Un décret qui suscite un véritable tollé de la filière dont plusieurs acteurs portent l’affaire devant les tribunaux, avant d’obtenir provisoirement gain de cause. Ce revers ne décourage pas le gouvernement qui introduit alors dans son nouveau projet de loi sécuritaire très controversé, déposé au printemps dernier, un amendement consacré au cannabis et qui interdit noir sur blanc « l’importation, le transfert, le traitement, la distribution, le commerce, le transport, l’envoi, l’expédition et la livraison d’inflorescences de chanvre même sous forme séchée, transformée ou déchiquetée, y compris les extraits, la résine et les huiles qui en sont dérivés. » Une véritable catastrophe pour les 2 500 à 3 000 entreprises de la filière du cannabis light qui emploient 15 à 20 000 personnes et qui se verraient dans l’obligation de mettre un terme à leur activité, mais que le gouvernement Meloni défend en affirmant qu’une telle mesure est nécessaire pour mettre un terme à une zone grise juridique, la loi de 2016 n’étant pas suffisamment claire et conduisant à une interprétation trop laxiste.
Présenté devant la chambre basse du Parlement, l’amendement a d’ores et déjà été validé par cette dernière en septembre et doit recevoir l’agrément du Sénat dans les jours qui viennent.

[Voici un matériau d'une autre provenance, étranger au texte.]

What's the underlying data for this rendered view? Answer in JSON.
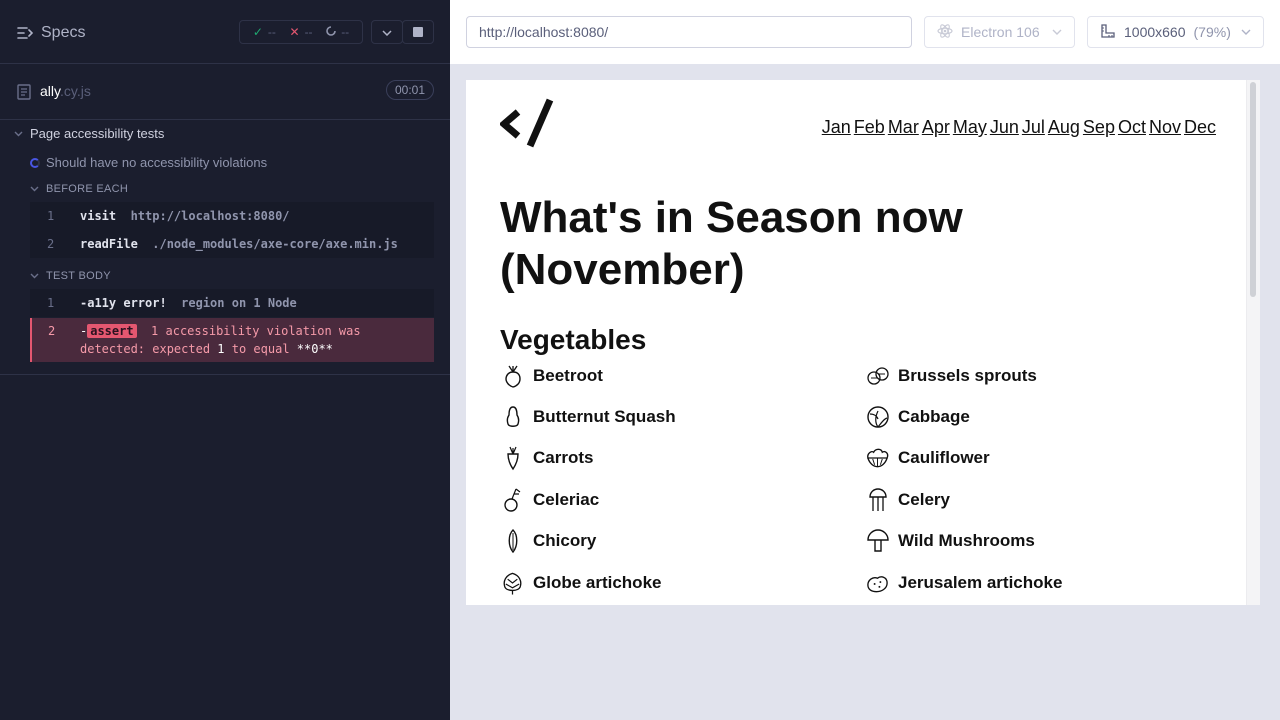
{
  "reporter": {
    "specs_label": "Specs",
    "stats": {
      "passed": "--",
      "failed": "--",
      "pending": "--"
    },
    "file": {
      "base": "ally",
      "ext": ".cy.js",
      "duration": "00:01"
    },
    "suite_title": "Page accessibility tests",
    "test_title": "Should have no accessibility violations",
    "before_each": {
      "title": "BEFORE EACH",
      "commands": [
        {
          "num": "1",
          "name": "visit",
          "msg": "http://localhost:8080/"
        },
        {
          "num": "2",
          "name": "readFile",
          "msg": "./node_modules/axe-core/axe.min.js"
        }
      ]
    },
    "test_body": {
      "title": "TEST BODY",
      "commands": [
        {
          "num": "1",
          "name": "-a11y error!",
          "msg": "region on 1 Node"
        }
      ],
      "error": {
        "num": "2",
        "dash": "-",
        "tag": "assert",
        "line1": "1 accessibility violation was",
        "line2_a": "detected: expected",
        "line2_b": "1",
        "line2_c": "to equal",
        "line2_d": "**0**"
      }
    }
  },
  "aut": {
    "url": "http://localhost:8080/",
    "browser": "Electron 106",
    "viewport": "1000x660",
    "scale": "(79%)"
  },
  "site": {
    "months": [
      "Jan",
      "Feb",
      "Mar",
      "Apr",
      "May",
      "Jun",
      "Jul",
      "Aug",
      "Sep",
      "Oct",
      "Nov",
      "Dec"
    ],
    "heading_line1": "What's in Season now",
    "heading_line2": "(November)",
    "section": "Vegetables",
    "vegetables": [
      {
        "name": "Beetroot",
        "icon": "beetroot-icon"
      },
      {
        "name": "Brussels sprouts",
        "icon": "brussels-sprouts-icon"
      },
      {
        "name": "Butternut Squash",
        "icon": "butternut-squash-icon"
      },
      {
        "name": "Cabbage",
        "icon": "cabbage-icon"
      },
      {
        "name": "Carrots",
        "icon": "carrot-icon"
      },
      {
        "name": "Cauliflower",
        "icon": "cauliflower-icon"
      },
      {
        "name": "Celeriac",
        "icon": "celeriac-icon"
      },
      {
        "name": "Celery",
        "icon": "celery-icon"
      },
      {
        "name": "Chicory",
        "icon": "chicory-icon"
      },
      {
        "name": "Wild Mushrooms",
        "icon": "mushroom-icon"
      },
      {
        "name": "Globe artichoke",
        "icon": "artichoke-icon"
      },
      {
        "name": "Jerusalem artichoke",
        "icon": "jerusalem-artichoke-icon"
      }
    ]
  }
}
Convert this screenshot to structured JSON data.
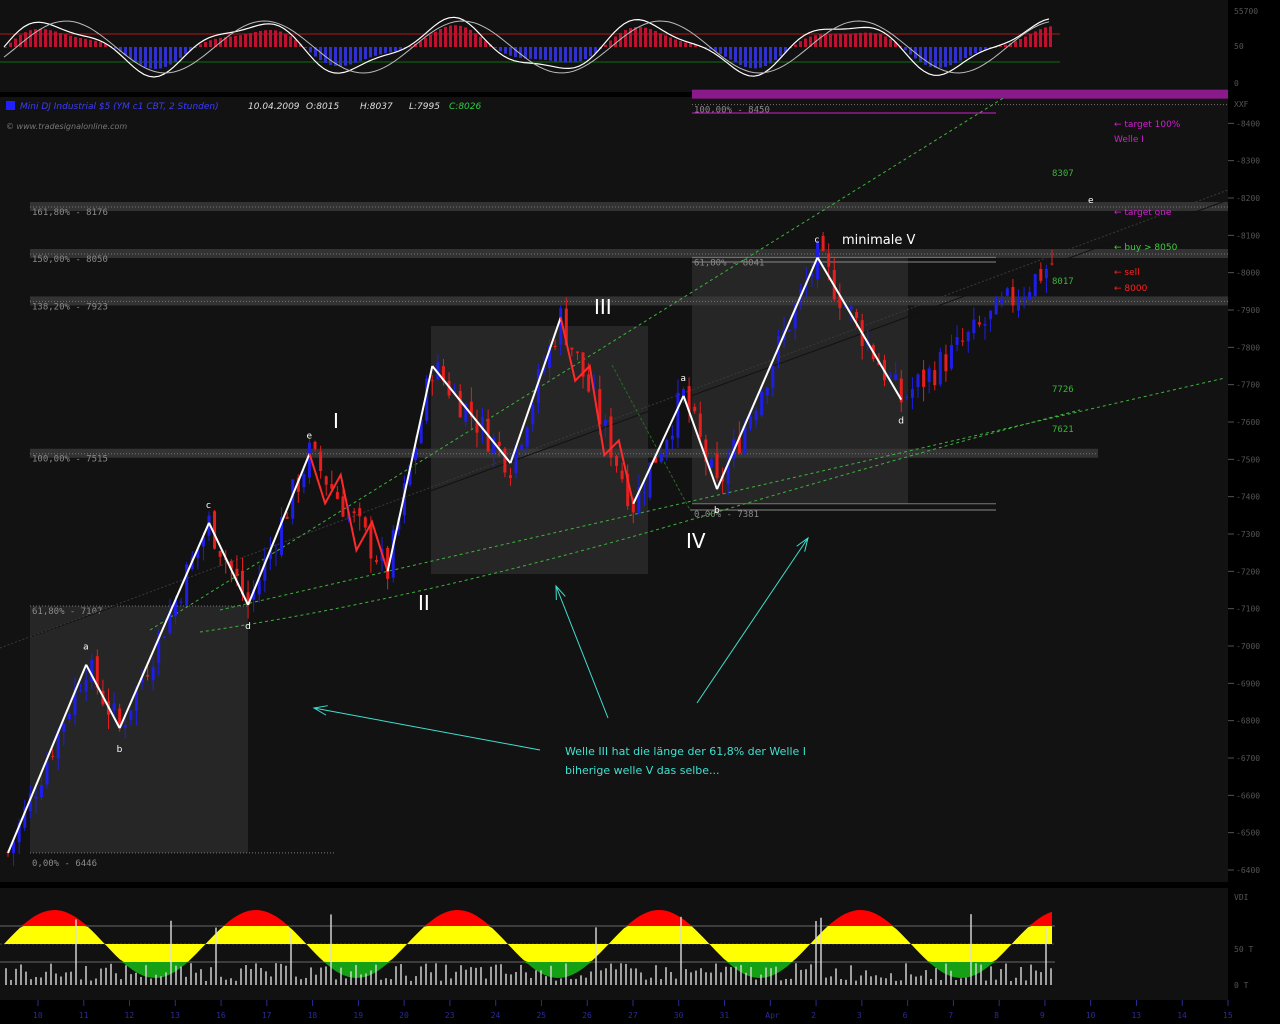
{
  "header": {
    "instrument": "Mini DJ Industrial $5 (YM c1 CBT, 2 Stunden)",
    "date": "10.04.2009",
    "open": "O:8015",
    "high": "H:8037",
    "low": "L:7995",
    "close": "C:8026",
    "watermark": "© www.tradesignalonline.com"
  },
  "colors": {
    "background": "#000000",
    "panel": "#141414",
    "bull": "#1e1ee6",
    "bear": "#e61e1e",
    "wave": "#ffffff",
    "annotation": "#40e0d0",
    "guide_green": "#3cb43c",
    "target_magenta": "#d020d0",
    "indicator_yellow": "#ffff00",
    "indicator_red": "#ff0000",
    "indicator_green": "#16a016"
  },
  "chart_data": [
    {
      "panel": "top-oscillator",
      "type": "line",
      "axis_ticks": [
        "55700",
        "50",
        "0"
      ],
      "levels": [
        50
      ]
    },
    {
      "panel": "main",
      "type": "candlestick",
      "ylim": [
        6400,
        8500
      ],
      "y_ticks": [
        8400,
        8300,
        8200,
        8100,
        8000,
        7900,
        7800,
        7700,
        7600,
        7500,
        7400,
        7300,
        7200,
        7100,
        7000,
        6900,
        6800,
        6700,
        6600,
        6500,
        6400
      ],
      "y_axis_label": "XXF",
      "x_ticks": [
        "10",
        "11",
        "12",
        "13",
        "16",
        "17",
        "18",
        "19",
        "20",
        "23",
        "24",
        "25",
        "26",
        "27",
        "30",
        "31",
        "Apr",
        "2",
        "3",
        "6",
        "7",
        "8",
        "9",
        "10",
        "13",
        "14",
        "15"
      ],
      "fib_levels": [
        {
          "label": "0,00% - 6446",
          "value": 6446
        },
        {
          "label": "61,80% - 7107",
          "value": 7107
        },
        {
          "label": "100,00% - 7515",
          "value": 7515
        },
        {
          "label": "138,20% - 7923",
          "value": 7923
        },
        {
          "label": "150,00% - 8050",
          "value": 8050
        },
        {
          "label": "161,80% - 8176",
          "value": 8176
        },
        {
          "label": "0,00% - 7381",
          "value": 7381
        },
        {
          "label": "61,80% - 8041",
          "value": 8041
        },
        {
          "label": "100,00% - 8450",
          "value": 8450
        }
      ],
      "price_marks": [
        {
          "label": "8307",
          "value": 8307
        },
        {
          "label": "8017",
          "value": 8017
        },
        {
          "label": "7726",
          "value": 7726
        },
        {
          "label": "7621",
          "value": 7621
        }
      ],
      "wave_labels": [
        "I",
        "II",
        "III",
        "IV",
        "minimale V"
      ],
      "subwave_labels": [
        "a",
        "b",
        "c",
        "d",
        "e"
      ],
      "side_notes": [
        "← target 100%",
        "Welle I",
        "← target one",
        "← buy > 8050",
        "← sell",
        "← 8000"
      ],
      "annotation": [
        "Welle III hat die länge der 61,8% der Welle I",
        "biherige welle V das selbe..."
      ],
      "wave_pivots": [
        {
          "bar": 0,
          "value": 6446,
          "label": ""
        },
        {
          "bar": 14,
          "value": 6950,
          "label": "a"
        },
        {
          "bar": 20,
          "value": 6780,
          "label": "b"
        },
        {
          "bar": 36,
          "value": 7330,
          "label": "c"
        },
        {
          "bar": 43,
          "value": 7110,
          "label": "d"
        },
        {
          "bar": 54,
          "value": 7515,
          "label": "e"
        },
        {
          "bar": 68,
          "value": 7200,
          "label": ""
        },
        {
          "bar": 76,
          "value": 7750,
          "label": ""
        },
        {
          "bar": 90,
          "value": 7490,
          "label": ""
        },
        {
          "bar": 99,
          "value": 7880,
          "label": ""
        },
        {
          "bar": 112,
          "value": 7381,
          "label": ""
        },
        {
          "bar": 121,
          "value": 7670,
          "label": "a"
        },
        {
          "bar": 127,
          "value": 7420,
          "label": "b"
        },
        {
          "bar": 145,
          "value": 8041,
          "label": "c"
        },
        {
          "bar": 160,
          "value": 7660,
          "label": "d"
        }
      ],
      "candles_close_end": 8026
    },
    {
      "panel": "bottom-oscillator",
      "type": "area",
      "axis_ticks": [
        "VDI",
        "50 T",
        "0 T"
      ]
    }
  ]
}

Même s’il est adopté, la filière du CBD ne compte pas se laisser faire et renoncer sans combattre aux 500 millions d’euros de chiffre d’affaires annuel que représente la culture du cannabis light. Plusieurs acteurs de la filière ont déjà annoncé leur intention de porter l’affaire devant la CJUE, comme l’avait fait la société Kanavape en France en 2016, convaincus que la plus haute instance de justice de l’Union européenne leur donnera raison une fois de plus. Néanmoins, si le CBD est bel et bien interdit, les délais entre le dépôt de plainte et une éventuelle décision favorable de la Cour de Justice de l’Union européenne risquent d’engendre un lourd préjudice financier pour les entreprises du CBD, estimé à quelque 250 millions d’euros. Ceci, dans un climat économique déjà très délétère en Italie, comme dans tout le reste de la communauté ou presque.